The Wallaces lived in Oregon and moved here four years ago. However, Eduardo, who was born in Mexico, stayed there until the family moved to North Carolina. That’s when Brennan enrolled at Clemmons Middle School just before sixth grade. 

“My dad kind of made it enjoyable in a way,” Wallace said. “We lived in Oregon when I started doing Jiu-Jitsu and Muay Thai. And he was kind of like my uncle. It was my dad’s best friend who coached me, and he kind of made it fun for the kids.” 

In addition to winning the national championship in the 14-15 age bracket at 140-149 pounds, Wallace won a state championship in Oregon at 9 years old, and two in North Carolina at the ages of 13 and 14.  

“I didn’t think I was really good until I won the national title last year,” Wallace said. 

Then, Wallace’s dad and Jiu-Jitsu coach encouraged him to get involved with wrestling while training for Jiu-Jitsu. 

“I was taking people down pretty easily, but never really trained (wrestling),” Wallace said. “It was just kinda like get into a body lock and kind of take him down from there.” 

He started wrestling last season as a freshman under the watchful eye of former Coach Jason Hooker. 

“I lied to Coach Hooker,” Wallace said. “I saw him, and my friend was telling me to do it, and I thought there was tryouts. So, I went up to Coach Hooker and I was like, ‘Are you the wrestling coach?’ And he was like, yeah, yeah. And I was like, ‘Well, I’ve been wrestling for like two years.’” 

Hooker put Wallace to the test last year and decided to put him against top competition from the wrestlers at West Forsyth. Wallace said he was “destroyed.” 

Wallace has improved steadily through the past two seasons. Last season he had a 2-8 record overall at 138 and 145 pounds.  

“I have really bad hand-fighting,” he said. “Once I got into contact, I stood there and didn’t know what to do. And then, high-level hand-fighting was definitely something that helped me get better.” 

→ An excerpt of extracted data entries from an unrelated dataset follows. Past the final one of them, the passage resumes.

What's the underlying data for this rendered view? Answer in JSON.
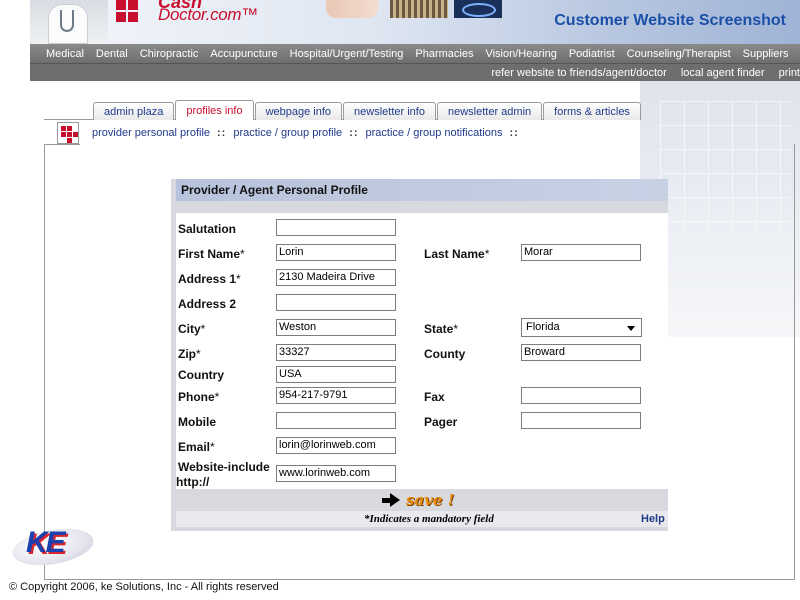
{
  "header": {
    "brand_top": "Cash",
    "brand": "Doctor.com™",
    "title": "Customer Website Screenshot"
  },
  "main_nav": [
    "Medical",
    "Dental",
    "Chiropractic",
    "Accupuncture",
    "Hospital/Urgent/Testing",
    "Pharmacies",
    "Vision/Hearing",
    "Podiatrist",
    "Counseling/Therapist",
    "Suppliers"
  ],
  "sub_nav": [
    "refer website to friends/agent/doctor",
    "local agent finder",
    "print"
  ],
  "tabs": [
    {
      "label": "admin plaza",
      "active": false
    },
    {
      "label": "profiles info",
      "active": true
    },
    {
      "label": "webpage info",
      "active": false
    },
    {
      "label": "newsletter info",
      "active": false
    },
    {
      "label": "newsletter admin",
      "active": false
    },
    {
      "label": "forms & articles",
      "active": false
    }
  ],
  "subtabs": [
    "provider personal profile",
    "practice / group profile",
    "practice / group notifications"
  ],
  "subtab_sep": "::",
  "form": {
    "title": "Provider / Agent Personal Profile",
    "labels": {
      "salutation": "Salutation",
      "first_name": "First Name",
      "last_name": "Last Name",
      "address1": "Address 1",
      "address2": "Address 2",
      "city": "City",
      "state": "State",
      "zip": "Zip",
      "county": "County",
      "country": "Country",
      "phone": "Phone",
      "fax": "Fax",
      "mobile": "Mobile",
      "pager": "Pager",
      "email": "Email",
      "website_line1": "Website-include",
      "website_line2": "http://"
    },
    "required_mark": "*",
    "values": {
      "salutation": "",
      "first_name": "Lorin",
      "last_name": "Morar",
      "address1": "2130 Madeira Drive",
      "address2": "",
      "city": "Weston",
      "state": "Florida",
      "zip": "33327",
      "county": "Broward",
      "country": "USA",
      "phone": "954-217-9791",
      "fax": "",
      "mobile": "",
      "pager": "",
      "email": "lorin@lorinweb.com",
      "website": "www.lorinweb.com"
    },
    "save_label": "save !",
    "mandatory_note": "*Indicates a mandatory field",
    "help_label": "Help"
  },
  "footer": {
    "ke_logo": "KE",
    "copyright": "© Copyright 2006, ke Solutions, Inc - All rights reserved"
  },
  "colors": {
    "brand_red": "#c8102e",
    "link_blue": "#1f3a8a",
    "title_blue": "#1b4fa8",
    "nav_gray": "#7a7a7a"
  }
}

Much has changed since last season. Wallace has bulked up to 150 pounds, but maybe the biggest thing is that Timmy Allen took over as head coach. 

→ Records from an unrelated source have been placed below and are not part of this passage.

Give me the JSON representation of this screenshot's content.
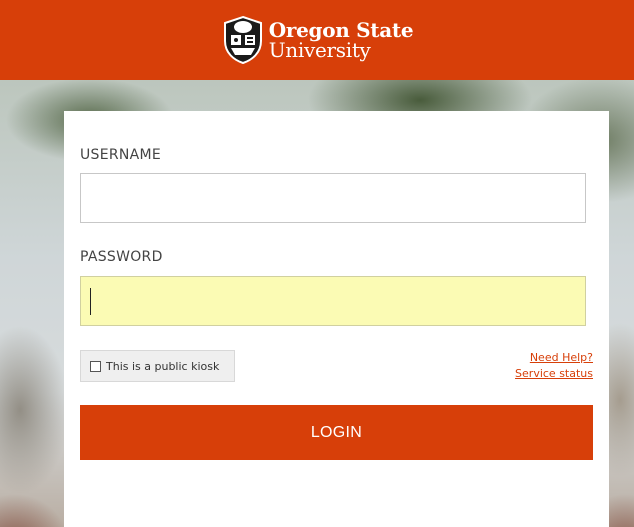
{
  "header": {
    "brand_line1": "Oregon State",
    "brand_line2": "University",
    "logo_icon": "osu-beaver-seal-icon",
    "color": "#d73f09"
  },
  "form": {
    "username_label": "USERNAME",
    "username_value": "",
    "password_label": "PASSWORD",
    "password_value": "",
    "kiosk_label": "This is a public kiosk",
    "kiosk_checked": false,
    "help_link": "Need Help?",
    "status_link": "Service status",
    "login_label": "LOGIN"
  },
  "colors": {
    "accent": "#d73f09",
    "password_bg": "#fbfbb4"
  }
}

“He’d come to my workouts, and he was kind of a shy kid,” Allen said. “He didn’t really say a whole lot. So, it’s been a lot of kind of trying to get him out of his shell.” 

Apparently, Wallace was so shy that he didn’t tell Allen that he had won the national championship in Jiu-Jitsu. 

“He’s a smooth little athlete,” Allen said. “So, I’m not surprised. I didn’t know he was that accomplished.” 

Allen readily admits to not knowing much about Jiu-Jitsu. 

“As far as I can tell the biggest thing between Jiu-Jitsu and wrestling is, Jiu-Jitsu is like a submission-based art form,” Allen said. “And they’re comfortable in positions that in wrestling will get you pinned. And that’s kind of what we’ve been working with Brennan.  

“He does some stuff like his Jiu-Jitsu background that will put him in danger in wrestling. So, we’re having to re-train his martial arts to a wrestling base and that’s been difficult.” 

The work has paid off this season. According to Allen, Wallace is 23-10 this season, including 5-1 in the Central Piedmont 4-A. He’s improved so much that he’s qualified for this weekend’s NCHSAA Class 4-A Midwest Regional at Ragsdale High School. 

“It’s a pretty big jump, but once I started the season that was my goal. Like I wanted to at least state-qualify,” Wallace said. “My goal this season was to get to regionals and place top-three hopefully.” 

Although Wallace is inexperienced, he could break through to qualify for next week’s NCHSAA Class 4-A state individual championship at Greensboro Coliseum.  

“I think if he wrestles the way he can, and the way he’s been practicing the last 21/2 weeks, I do think he has a shot to place at regionals and punch his ticket,” Allen said. “I really do.” 

No matter how he fares the rest of this season, Wallace might add another trophy to his mantel in the next two years before he graduates. 

“I think I could be a state champion, maybe even an All-American,” he said. “So, the main goal for me is to be a state champion.”